Taking Samantha’s advice, we need to establish a message that’s unique to your business. So, it’s time for our next task:


7. Gather images

Until now we have focused on establishing what’s important about your brand. Next, we need to use all the work you’ve put into this process and start to translate that into a visual identity.

Task seven:

  • Take the list of key points created at the start of Task Five, and search each term on Google.
  • For each term, click on the images tab and save pictures to create a collection of images appropriate to each of your terms.
  • Now, use Google to search for images related to your competitors, their products, their communications and create another collection.
  • Repeat the process, this time searching for images of products in similar categories to those you produce – then products that share your brand values.
  • Gather these four collections of images together and save them.

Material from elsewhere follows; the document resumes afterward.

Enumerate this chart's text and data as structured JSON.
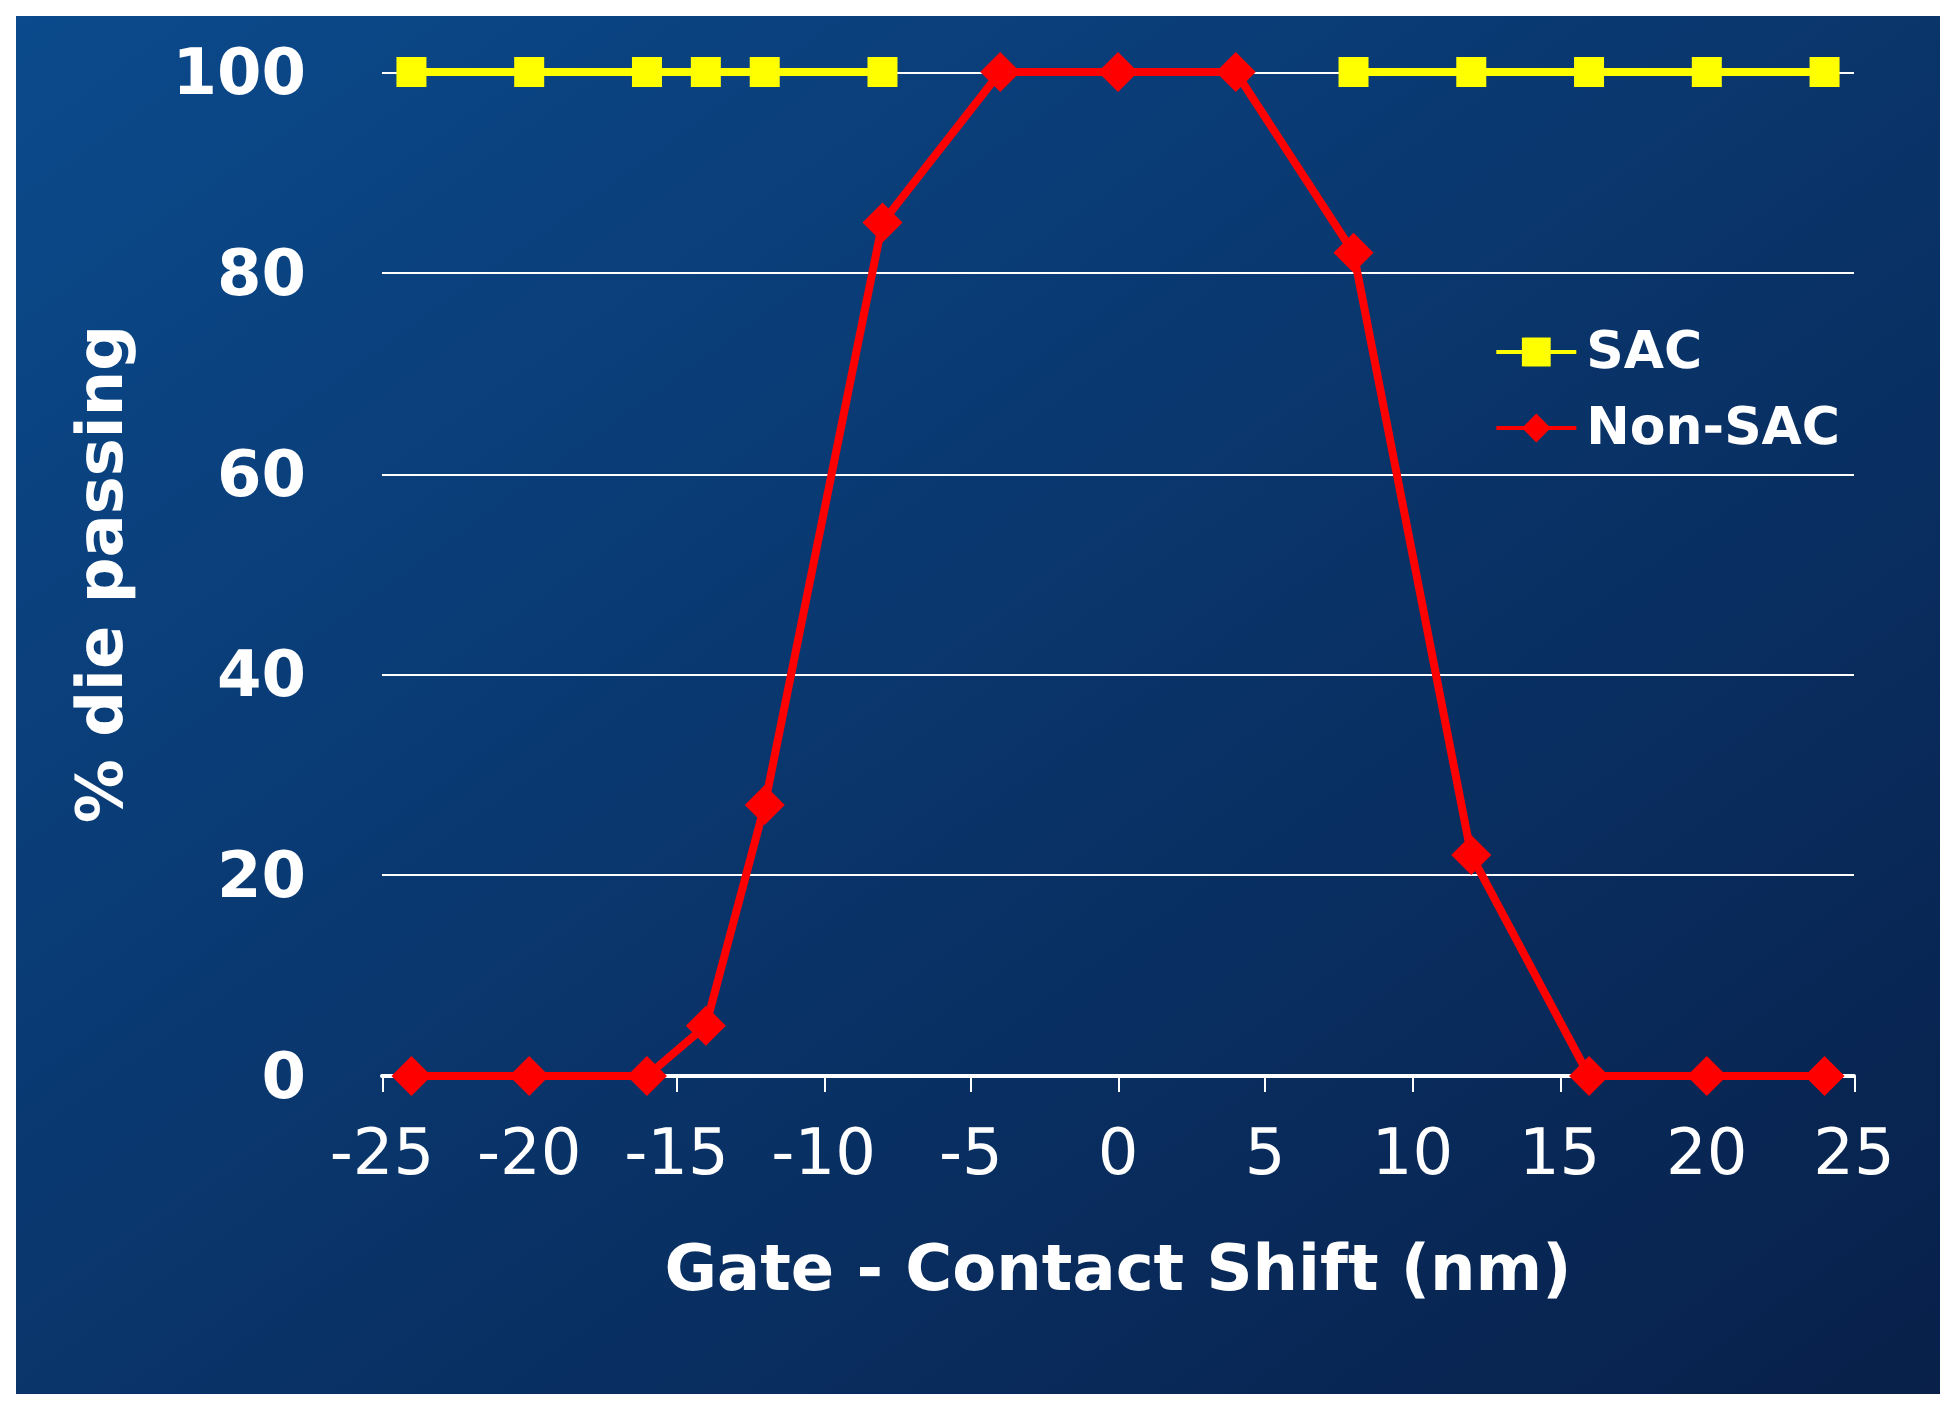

8. Research tones of voice

After establishing the visuals you’ll use to inform your new designs, you need to take what you have learned so far and think about an appropriate tone of voice.

Task eight:

  • Just like the image search in Step 7, Google around your key terms, products in similar categories, or products that share your brand values.
  • Make a note of the types of words used in the promotion of these products and the way in which they are conveyed (Is the tone fun? Formal? Friendly? Posh? Professional? Or relaxed?).

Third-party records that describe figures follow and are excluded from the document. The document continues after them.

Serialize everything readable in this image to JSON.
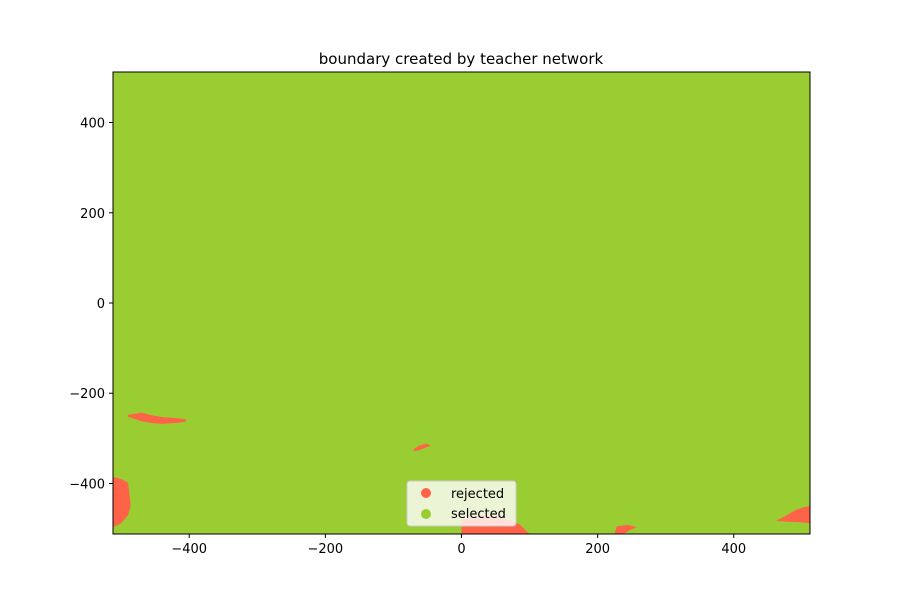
{
  "chart_data": {
    "type": "area",
    "title": "boundary created by teacher network",
    "xlabel": "",
    "ylabel": "",
    "xlim": [
      -512,
      512
    ],
    "ylim": [
      -512,
      512
    ],
    "x_ticks": [
      -400,
      -200,
      0,
      200,
      400
    ],
    "y_ticks": [
      400,
      200,
      0,
      -200,
      -400
    ],
    "grid": false,
    "legend": {
      "placement": "lower-center",
      "entries": [
        {
          "name": "rejected",
          "color": "#ff6347"
        },
        {
          "name": "selected",
          "color": "#9acd32"
        }
      ]
    },
    "regions": [
      {
        "class": "rejected",
        "points": [
          [
            -512,
            -385
          ],
          [
            -500,
            -390
          ],
          [
            -490,
            -398
          ],
          [
            -488,
            -420
          ],
          [
            -486,
            -450
          ],
          [
            -490,
            -470
          ],
          [
            -500,
            -488
          ],
          [
            -512,
            -497
          ]
        ]
      },
      {
        "class": "rejected",
        "points": [
          [
            -490,
            -248
          ],
          [
            -470,
            -243
          ],
          [
            -455,
            -249
          ],
          [
            -440,
            -253
          ],
          [
            -420,
            -255
          ],
          [
            -405,
            -258
          ],
          [
            -405,
            -263
          ],
          [
            -420,
            -266
          ],
          [
            -440,
            -268
          ],
          [
            -455,
            -266
          ],
          [
            -470,
            -262
          ],
          [
            -482,
            -256
          ],
          [
            -490,
            -252
          ]
        ]
      },
      {
        "class": "rejected",
        "points": [
          [
            -70,
            -323
          ],
          [
            -62,
            -316
          ],
          [
            -52,
            -312
          ],
          [
            -45,
            -316
          ],
          [
            -52,
            -320
          ],
          [
            -62,
            -326
          ],
          [
            -70,
            -328
          ]
        ]
      },
      {
        "class": "rejected",
        "points": [
          [
            0,
            -512
          ],
          [
            0,
            -480
          ],
          [
            30,
            -470
          ],
          [
            60,
            -475
          ],
          [
            85,
            -490
          ],
          [
            100,
            -512
          ]
        ]
      },
      {
        "class": "rejected",
        "points": [
          [
            225,
            -512
          ],
          [
            228,
            -495
          ],
          [
            245,
            -492
          ],
          [
            258,
            -497
          ],
          [
            248,
            -503
          ],
          [
            238,
            -512
          ]
        ]
      },
      {
        "class": "rejected",
        "points": [
          [
            462,
            -483
          ],
          [
            478,
            -470
          ],
          [
            492,
            -458
          ],
          [
            505,
            -452
          ],
          [
            512,
            -450
          ],
          [
            512,
            -488
          ],
          [
            498,
            -486
          ],
          [
            480,
            -485
          ]
        ]
      }
    ]
  }
}
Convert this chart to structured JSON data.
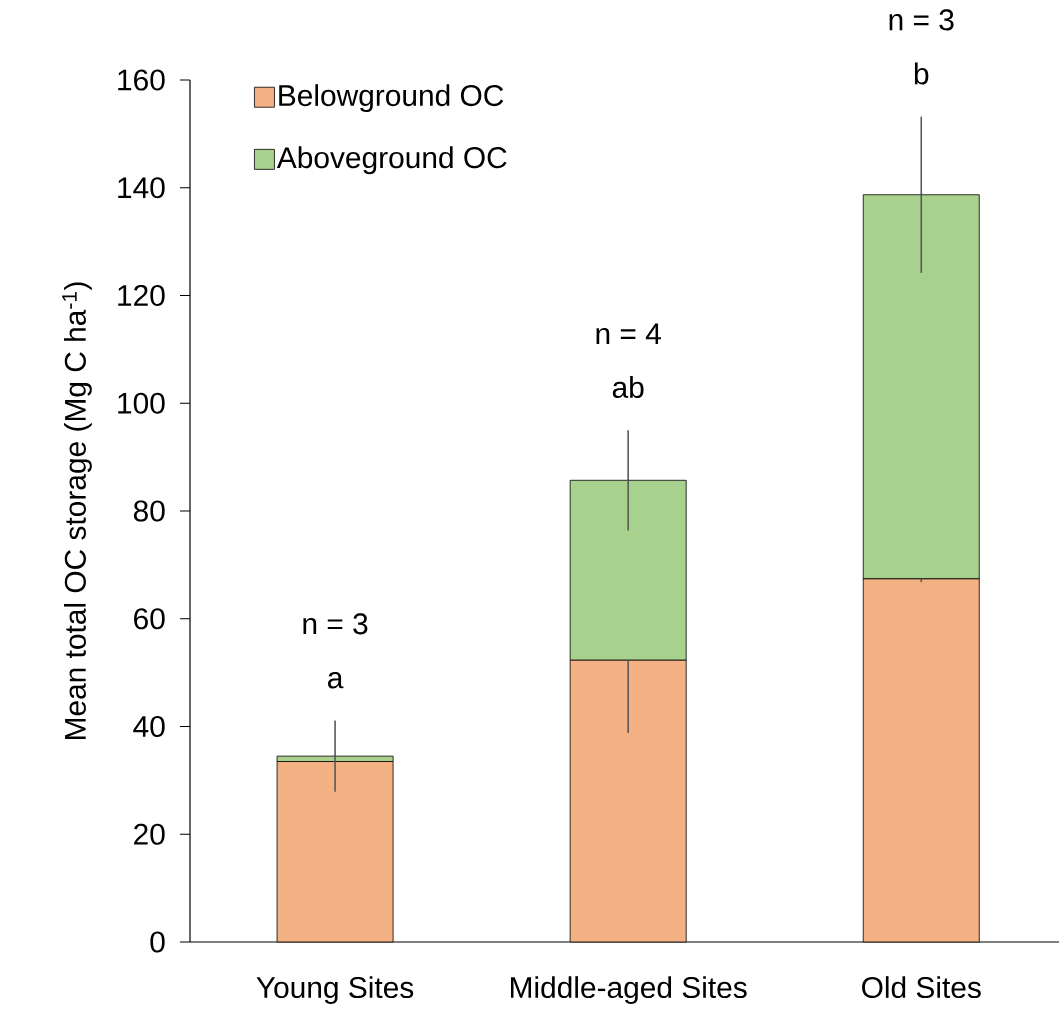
{
  "chart_data": {
    "type": "bar",
    "stacked": true,
    "ylabel": "Mean total OC storage (Mg C ha$^{-1}$)",
    "categories": [
      "Young Sites",
      "Middle-aged Sites",
      "Old Sites"
    ],
    "series": [
      {
        "name": "Belowground OC",
        "color": "#f4b183",
        "values": [
          33.5,
          52.3,
          67.4
        ],
        "errors": [
          null,
          13.5,
          0.6
        ]
      },
      {
        "name": "Aboveground OC",
        "color": "#a9d18e",
        "values": [
          1.0,
          33.4,
          71.3
        ],
        "errors": [
          6.6,
          9.3,
          14.5
        ]
      }
    ],
    "ylim": [
      0,
      160
    ],
    "yticks": [
      0,
      20,
      40,
      60,
      80,
      100,
      120,
      140,
      160
    ],
    "legend": "top left",
    "grid": false,
    "annotations": [
      "n = 3",
      "a",
      "n = 4",
      "ab",
      "n = 3",
      "b"
    ]
  }
}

“…it was important to focus on a straightforward, friendly tone. However, a solicitor might want a tone of voice that’s perhaps more formal and professional.”


9. Gather together all your work

There you are, you have been through the branding process. Just like Samantha, you now have all the materials you’ll need to translate your values and messages into a new look.

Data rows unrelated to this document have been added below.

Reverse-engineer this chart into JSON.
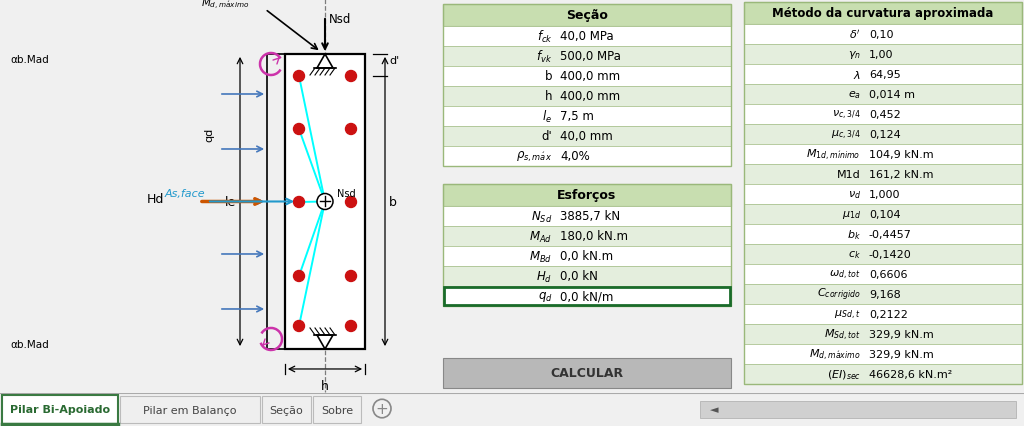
{
  "bg_color": "#f0f0f0",
  "white": "#ffffff",
  "table_header_color": "#c8deb0",
  "table_alt_color": "#e4eedd",
  "border_color": "#9ab87a",
  "secao_title": "Seção",
  "secao_rows": [
    [
      "$f_{ck}$",
      "40,0 MPa"
    ],
    [
      "$f_{vk}$",
      "500,0 MPa"
    ],
    [
      "b",
      "400,0 mm"
    ],
    [
      "h",
      "400,0 mm"
    ],
    [
      "$l_e$",
      "7,5 m"
    ],
    [
      "d'",
      "40,0 mm"
    ],
    [
      "$\\rho_{s,m\\acute{a}x}$",
      "4,0%"
    ]
  ],
  "esforcos_title": "Esforços",
  "esforcos_rows": [
    [
      "$N_{Sd}$",
      "3885,7 kN"
    ],
    [
      "$M_{Ad}$",
      "180,0 kN.m"
    ],
    [
      "$M_{Bd}$",
      "0,0 kN.m"
    ],
    [
      "$H_d$",
      "0,0 kN"
    ],
    [
      "$q_d$",
      "0,0 kN/m"
    ]
  ],
  "metodo_title": "Método da curvatura aproximada",
  "metodo_rows": [
    [
      "$\\delta '$",
      "0,10"
    ],
    [
      "$\\gamma_n$",
      "1,00"
    ],
    [
      "$\\lambda$",
      "64,95"
    ],
    [
      "$e_a$",
      "0,014 m"
    ],
    [
      "$\\nu_{c,3/4}$",
      "0,452"
    ],
    [
      "$\\mu_{c,3/4}$",
      "0,124"
    ],
    [
      "$M_{1d,m\\acute{\\imath}nimo}$",
      "104,9 kN.m"
    ],
    [
      "M1d",
      "161,2 kN.m"
    ],
    [
      "$\\nu_d$",
      "1,000"
    ],
    [
      "$\\mu_{1d}$",
      "0,104"
    ],
    [
      "$b_k$",
      "-0,4457"
    ],
    [
      "$c_k$",
      "-0,1420"
    ],
    [
      "$\\omega_{d,tot}$",
      "0,6606"
    ],
    [
      "$C_{corrigido}$",
      "9,168"
    ],
    [
      "$\\mu_{Sd,t}$",
      "0,2122"
    ],
    [
      "$M_{Sd,tot}$",
      "329,9 kN.m"
    ],
    [
      "$M_{d,m\\acute{a}ximo}$",
      "329,9 kN.m"
    ],
    [
      "$(EI)_{sec}$",
      "46628,6 kN.m²"
    ]
  ],
  "calcular_text": "CALCULAR",
  "tab_labels": [
    "Pilar Bi-Apoiado",
    "Pilar em Balanço",
    "Seção",
    "Sobre"
  ]
}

So, how did Samantha use all the information she had gathered?

After applying a similar branding process to the Southsea Bathing Hut, Samantha altered her business cards, website, and social banners. In doing so, she created a new look and feel by removing descriptive text to instead reflect a lighter visual identity focusing on natural, brighter, pure scenes and incorporating thematically-appropriate wording.

In addition, Samantha radically altered the imagery she was using. Her new images incorporate herself at the centre of her business identity. Through benchmarking against larger competitors, Samantha found those businesses she wanted to emulate often had the owner front and centre. So, she adapted her visual identity to reflect this trend.

Task nine (don’t worry, it’s a quick one):

Gather together:

  • Your set of unique business values
  • The key message (or elevator pitch) that neatly sums up your business
  • The collections of images related to all your customer and competitor insights
  • The collection of words related to your tone-of-voice insights

10. Start the design work

You have created a series of documents that represent a strong, new brand identity, so it’s time now to think about the new look of your brand.

So, final task:

  • Pass your documents to a designer as part of the brief to create a new look (in fact, you might now want to look at the article below on 5 tips for working with a designer before you start).
  • Use the materials as the starting point for your own design work.
  • Work through your images, slowly discarding those you don’t like and/or don’t fit your values or message.
  • Do the same with the tone-of-voice collection of words.
  • Repeat steps C and D until you have a core set of images and words from which you can draw inspiration and start putting pen to paper for your new look.